Wednesday, 27 de November de 2024 ISSN 1519-7670 - Ano 24 - nº 1315

>>Bullying e violência nas escolas
>>A praga do politicamente correto

Bullying e violência nas escolas

Mais notícias de violência nas escolas, com agressões e assassinatos, trazem de volta à mídia comentários e artigos sobre a prática do bullying.

Desde o massacre de estudantes na escola do Realengo, no Rio, jornais, emissoras de rádio e televisão se dedicam frequentemente ao assunto, com ondas de palpites nas redes sociais.

Para quem desembarca por aqui após alguns anos de ausência, parece que o Brasil de repente descobriu uma das mais antigas tradições dos rituais de passagem da adolescência.

Misturado a citações de livros de auto-ajuda e muitas pitadas de psicologia de botequim, o problema central vai sendo empurrado para fora do debate.

O bullying está presente nos pátios das escolas desde sempre e não precisa ser necessariamente associado a violência.

Tem sido considerado um problema nos Estados Unidos desde os anos 80, quando Los Angeles, Nova York e outras cidades americanas enfrentavam a praga das gangues em escolas e nas ruas.

Nos anos 90, alguns artistas se engajaram numa campanha para reduzir a violência no ambiente escolar e se convencionou que a velha e boa gozação entre colegas estava passando dos limites.

O compositor Peter Yarrow, do trio Peter, Paul and Mary, criou a música intitulada “Don’t laugh at me”, que acabou se transformando em tema de campanha internacional (ouça a música no Youtube).
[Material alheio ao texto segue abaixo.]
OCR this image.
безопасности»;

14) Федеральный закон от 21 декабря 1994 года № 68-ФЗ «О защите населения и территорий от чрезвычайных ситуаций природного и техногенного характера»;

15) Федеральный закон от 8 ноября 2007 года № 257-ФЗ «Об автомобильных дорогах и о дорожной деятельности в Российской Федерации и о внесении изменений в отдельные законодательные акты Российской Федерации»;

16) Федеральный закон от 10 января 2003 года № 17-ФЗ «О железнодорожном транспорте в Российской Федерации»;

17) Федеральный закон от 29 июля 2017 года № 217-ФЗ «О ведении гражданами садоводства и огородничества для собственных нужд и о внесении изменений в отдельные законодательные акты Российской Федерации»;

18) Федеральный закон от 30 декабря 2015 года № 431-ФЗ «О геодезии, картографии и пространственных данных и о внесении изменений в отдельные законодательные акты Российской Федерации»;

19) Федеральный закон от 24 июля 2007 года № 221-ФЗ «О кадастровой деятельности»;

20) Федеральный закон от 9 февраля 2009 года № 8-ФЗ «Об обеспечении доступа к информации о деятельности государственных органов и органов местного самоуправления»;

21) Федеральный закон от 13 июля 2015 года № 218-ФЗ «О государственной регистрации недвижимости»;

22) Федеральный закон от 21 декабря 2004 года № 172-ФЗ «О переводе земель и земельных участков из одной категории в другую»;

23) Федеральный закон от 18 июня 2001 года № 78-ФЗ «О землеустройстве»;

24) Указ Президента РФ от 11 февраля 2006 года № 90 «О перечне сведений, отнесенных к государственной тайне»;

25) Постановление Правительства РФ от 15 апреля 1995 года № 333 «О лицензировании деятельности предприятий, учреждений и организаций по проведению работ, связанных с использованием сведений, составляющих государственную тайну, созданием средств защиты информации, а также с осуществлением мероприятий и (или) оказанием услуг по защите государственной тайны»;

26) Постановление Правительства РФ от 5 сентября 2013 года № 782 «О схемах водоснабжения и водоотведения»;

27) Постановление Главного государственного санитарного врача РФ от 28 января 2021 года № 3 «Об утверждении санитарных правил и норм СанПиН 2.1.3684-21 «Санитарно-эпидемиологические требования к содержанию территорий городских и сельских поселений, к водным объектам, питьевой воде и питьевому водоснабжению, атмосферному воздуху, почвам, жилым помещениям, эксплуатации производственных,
Este observador foi um dos autores da versão da música em Português e participou do lançamento da campanha no Brasil, por iniciativa do empresário e educador Oscar Motomura, presidente da empresa Amana-Key.

Foi criado um site no qual educadores e outros interessados podem obter gratuitamente material para orientar alunos e professores sobre como criar um ambiente de mais compaixão, respeito e colaboração nas escolas. (http://www.operationrespect.org/curricula/index.php).

Uma das primeiras iniciativas fora dos Estados Unidos foi produzida em Israel e nos territórios palestinos.

No entanto, o vírus do politicamente correto vem contaminando as discussões em torno do problema.

Nem tudo que é chamado de bullying deve ser considerado violência.

Bulir com alguém, fazer provocações e reagir a elas na medida certa é parte do aprendizado social de crianças e adolescentes.

Do jeito como essa prática natural e corriqueira vem sendo tratada pela mídia, porém, parece que todo estudante provocador é um agressor em potencial.

A praga do politicamente correto

O que estaria por trás da aparente incapacidade da sociedade contemporânea de lidar com essa questão?

O que pode levar um jovem a matar o colega por causa de brincadeiras no pátio da escola?

Será que tudo que é apontado como bullying é mesmo perseguição reiterada, ou estamos criando uma geração de cidadãos sem jogo de cintura, incapazes de superar uma crítica ainda que carregada de ironia?

Alguns especialistas entrevistados nos últimos dias pela imprensa se referem a excessos de protecionismo de pais ausentes, que tentam suprir a carência de atenção com o atendimento de todos os desejos de seus filhos.

Como resultado, dizem, criamos pessoas que se consideram incapazes de resolver sozinhas seus problemas e que, diante de dificuldades, transferem a culpa para o outro.

Além disso, que exemplos a mídia oferece a esses adolescentes no sentido de lhes transmitir noções de tolerância e respeito às diferenças?

Na elaboração da campanha inspirada por Peter Yarrow, discutiu-se amplamente a necessidade de ensinar aos jovens o valor da diversidade, mostrando a eles que todas as pessoas, principalmente no período de passagem entre a infância e a fase adulta, estão em processo de mudança.

A magricela da sala pode vir a ser uma Gisele Bunchen daqui a dois anos, e o menino esquisito na primeira fila pode vir a ganhar um Prêmio Nobel.

Ou se transformar no criador do novo Facebook.

A violência nas escolas não pode ser dissociada da violência na sociedade em geral.

Por outro lado, violência não é apenas a agressão física, mas também a falta de oportunidades e perspectivas, as gritantes diferenças sociais e a ausência de espaços e oportunidades para o diálogo na formação de futuros cidadãos.

Nas escolas assim como na mídia.

Numa sociedade atravessada pela ideologia do prazer sem limites e do culto às celebridades, a dor moral do fracasso pode se tornar insuportável.

Contaminados pelo politicamente correto, os debates que se seguem a novos casos de violência nas escolas brasileiras andam longe de tocar no ponto central do problema.